Nous sommes le 24 décembre 1944, le paquebot « Leopoldville » avec à son bord 2469 personnes, se trouve à 5 milles nautiques de l’entrée du port de Cherbourg. Le Commandant Limbor est soulagé. En effet, malgré trois alertes aux sous-marins, la traversée depuis Southampton s’est bien passée. La côte française libérée depuis déjà quelques mois, semble si proche et les formes de l’avant-port se profilent en cette fin de journée d’hiver.
A 17H30, la silhouette du paquebot apparaît dans le périscope de l’U-486. L’Oberleutnant Gerhard Meyer, l’œil rivé sur cette cible de choix, est prêt pour l’attaque. Il est 17h50 quand une torpille ébranle l’immense navire en explosant dans la poupe au niveau du mat arrière… la guerre ne connait aucun répit même une veille de Noël… Malgré ses 151 mètres de long et ses 19 de large, à 20h40, le « Léopoldville » s’enfonce pour l’éternité…
L’exploration du Léopoldville, une épave titanesque
(Récit de Patrice Strazzera)
«J’ai toujours entendu parler du Léopoldville et l’idée de monter un jour une expédition sur place avec les gars du Groupe “Sommeil Des Epaves”(SDE) ne m’a jamais quitté… Depuis quelques années déjà, le SDE se déplace régulièrement en Bretagne et en Normandie pour poursuivre sa quête de ces grandes dames de fer reposant d’un sommeil profond, dont les robes froissées par la tragédie, sont malheureusement rongées par le temps. Enfin l’occasion d’explorer le Léopoldville se présente et c’est en compagnie de Franck Gentili, l’un des membres du Groupe que je rejoins Cherbourg. Sur place, nous jetons l’ancre chez M. Jean Olive, alors responsable de l’ASAM (Association Sportive et Artistique de la Marine), un Club Associatif de Cherbourg dont la section plongée existe depuis 1958. L’accueil est particulièrement chaleureux…
Comme lors de chacune de nos expéditions et en dépit d’une certaine notoriété, quand le SDE débarque, c’est un peu sur la pointe des pieds, avec modestie. C’est donc avec cet état d’esprit qu’avec Franck Gentili, nous commençons par prendre le temps de discuter, d’échanger avec les membres de l’ASAM. Nous nous intéressons à ce qu’ils sont et à ce qu’ils font car nous partons du principe que ce n’est pas parce que vous n’êtes pas inscrit au Panthéon des explorateurs, que vous n’êtes pas humainement intéressant et que vous n’avez pas de formidables choses à partager. C’est ainsi que la veille de notre plongée sur le Léopoldville, nous nous imprégnons de cette épave et de son histoire auprès des plongeurs locaux. Cette approche va sans aucun doute, contribuer à la réussite de l’expédition. Elle nous permet non seulement de caler les aspects techniques de la plongée, mais aussi de préparer notre reportage photographique en sachant très précisément et en avance de phase, sur quelle partie de l’épave, je vais me focaliser, sous quel angle, je vais prendre mes photos… Nous préparons avec mon binôme de sécurité, notre plan d’action. Ainsi, quand on s’immergera, nous aurons l’impression de descendre avec l’épave, le jour de son naufrage… une manière pour nous, d’être en respectueuse symbiose avec elle, une façon d’avoir l’accord de cette belle dame, pour la prendre en photo.
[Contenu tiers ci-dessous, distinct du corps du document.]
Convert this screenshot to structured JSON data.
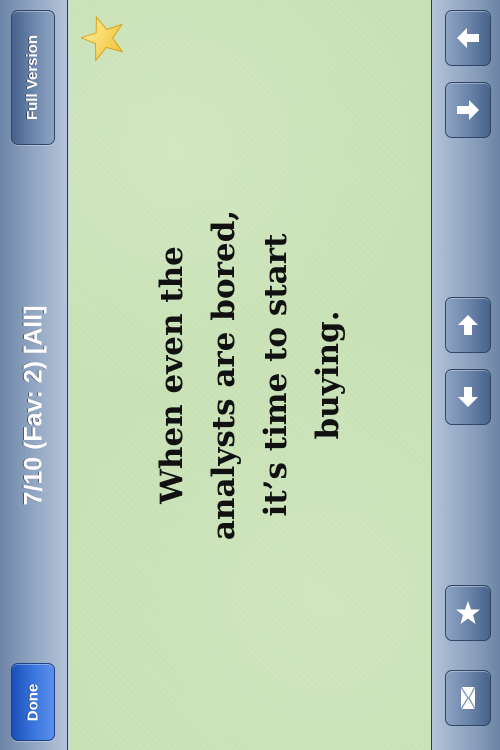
{
  "toolbar": {
    "full_version_label": "Full Version",
    "title": "7/10 (Fav: 2) [All]",
    "done_label": "Done"
  },
  "quote": {
    "text": "When even the analysts are bored, it’s time to start buying.",
    "is_favorite": true
  },
  "side_controls": {
    "icons": [
      "previous-arrow-icon",
      "next-arrow-icon",
      "scroll-up-arrow-icon",
      "scroll-down-arrow-icon",
      "star-icon",
      "mail-icon"
    ]
  },
  "colors": {
    "card_background": "#c9e2b5",
    "toolbar": "#8ea3c0",
    "done_button": "#3d78e0",
    "favorite_star": "#f7d24a"
  }
}
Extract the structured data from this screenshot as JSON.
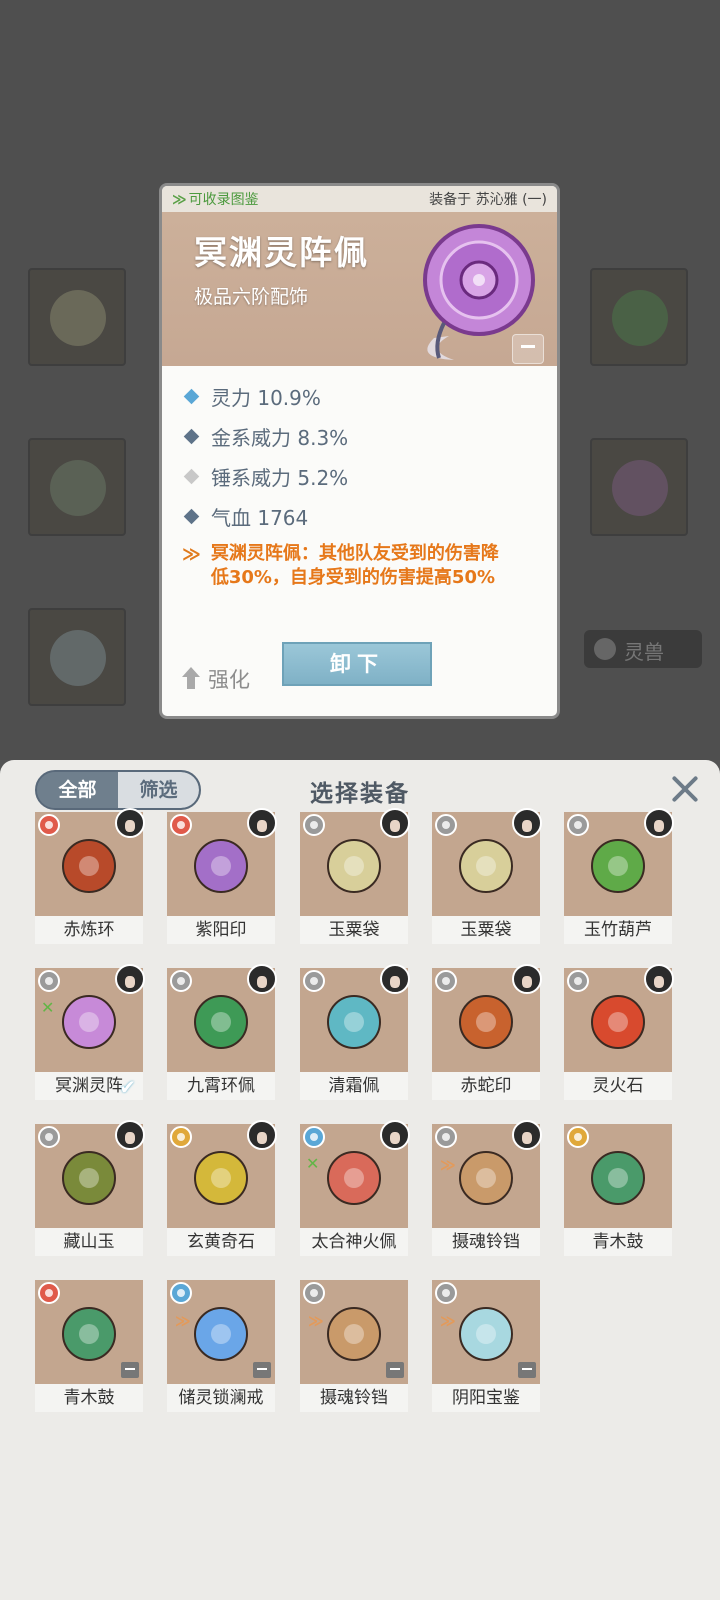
{
  "detail": {
    "collectible_label": "可收录图鉴",
    "equipped_to": "装备于 苏沁雅 (一)",
    "name": "冥渊灵阵佩",
    "subtitle": "极品六阶配饰",
    "stats": [
      {
        "text": "灵力 10.9%",
        "marker_color": "#5aa7d6"
      },
      {
        "text": "金系威力 8.3%",
        "marker_color": "#5e7389"
      },
      {
        "text": "锤系威力 5.2%",
        "marker_color": "#c8c8c8"
      },
      {
        "text": "气血 1764",
        "marker_color": "#5e7389"
      }
    ],
    "effect_line1": "冥渊灵阵佩：其他队友受到的伤害降",
    "effect_line2": "低30%，自身受到的伤害提高50%",
    "upgrade_label": "强化",
    "unequip_label": "卸下"
  },
  "background": {
    "beast_label": "灵兽"
  },
  "panel": {
    "tab_all": "全部",
    "tab_filter": "筛选",
    "title": "选择装备",
    "items": [
      {
        "name": "赤炼环",
        "color": "#b84a2a"
      },
      {
        "name": "紫阳印",
        "color": "#a36fc8"
      },
      {
        "name": "玉粟袋",
        "color": "#d8cf9a"
      },
      {
        "name": "玉粟袋",
        "color": "#d8cf9a"
      },
      {
        "name": "玉竹葫芦",
        "color": "#5faa48"
      },
      {
        "name": "冥渊灵阵",
        "color": "#c78ad8"
      },
      {
        "name": "九霄环佩",
        "color": "#3e9a56"
      },
      {
        "name": "清霜佩",
        "color": "#5fb8c4"
      },
      {
        "name": "赤蛇印",
        "color": "#c8622e"
      },
      {
        "name": "灵火石",
        "color": "#d84a2e"
      },
      {
        "name": "藏山玉",
        "color": "#7a8a3a"
      },
      {
        "name": "玄黄奇石",
        "color": "#d4b83a"
      },
      {
        "name": "太合神火佩",
        "color": "#d96a5a"
      },
      {
        "name": "摄魂铃铛",
        "color": "#c99a6a"
      },
      {
        "name": "青木鼓",
        "color": "#4a9a6a"
      },
      {
        "name": "青木鼓",
        "color": "#4a9a6a"
      },
      {
        "name": "储灵锁澜戒",
        "color": "#6aa6e8"
      },
      {
        "name": "摄魂铃铛",
        "color": "#c99a6a"
      },
      {
        "name": "阴阳宝鉴",
        "color": "#a8d8e0"
      }
    ]
  }
}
En ce jour de fin septembre, le temps n’est pas avec nous. Le ciel est bas et bouché, il bruine. On charge le matériel sur le bateau du club. Jean Olive est à la barre. A peine sommes-nous sortis de la rade pour nous diriger sur le lieu du naufrage, que nous sommes “tabassés” par des creux de près de trois mètres. A ce moment-là, je ne peux m’empêcher de me dire que le Léopolville se mérite…
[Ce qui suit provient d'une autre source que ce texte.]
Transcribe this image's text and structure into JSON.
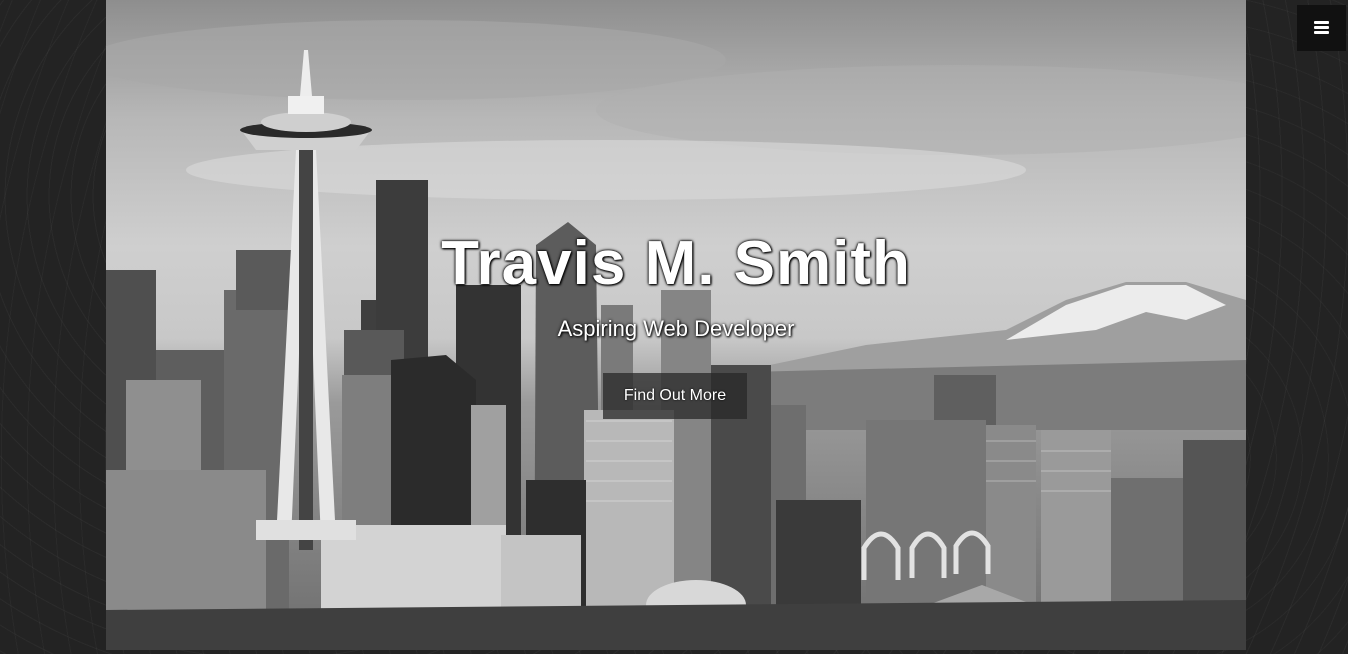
{
  "hero": {
    "title": "Travis M. Smith",
    "subtitle": "Aspiring Web Developer",
    "cta_label": "Find Out More",
    "background_icon": "city-skyline-photo"
  },
  "menu": {
    "icon": "hamburger-menu-icon"
  },
  "colors": {
    "page_background": "#232323",
    "menu_button_background": "#111111",
    "text": "#ffffff"
  }
}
Après 30 minutes de navigation très mouvementée, nous arrivons à la verticale de l’épave. Nous recalons une nouvelle fois les paramètres de plongée (Profondeur, temps, réserve d’air et durée des paliers). La mer est tellement formée que nous avons déjà du mal à nous équiper. Quant à la mise à l’eau, elle est rocambolesque… Palmes aux pieds et bi-bouteilles sur le dos, c’est sur les fesses et en se tractant avec les bras que nous atteignons la plage arrière. Nous jetons un dernier coup d’œil à nos instruments et nous nous “balançons” à l’eau. Juste le temps de faire le signe “ok” avec Franck et nous nous enfonçons rapidement comme pour fuir la lessiveuse de la surface. Passés quelques mètres et malgré une eau chargée, nous apprécions le calme impressionnant. Ca fait du bien… je ne peux m’empêcher de me dire à nouveau, oui, le Léopolville se mérite !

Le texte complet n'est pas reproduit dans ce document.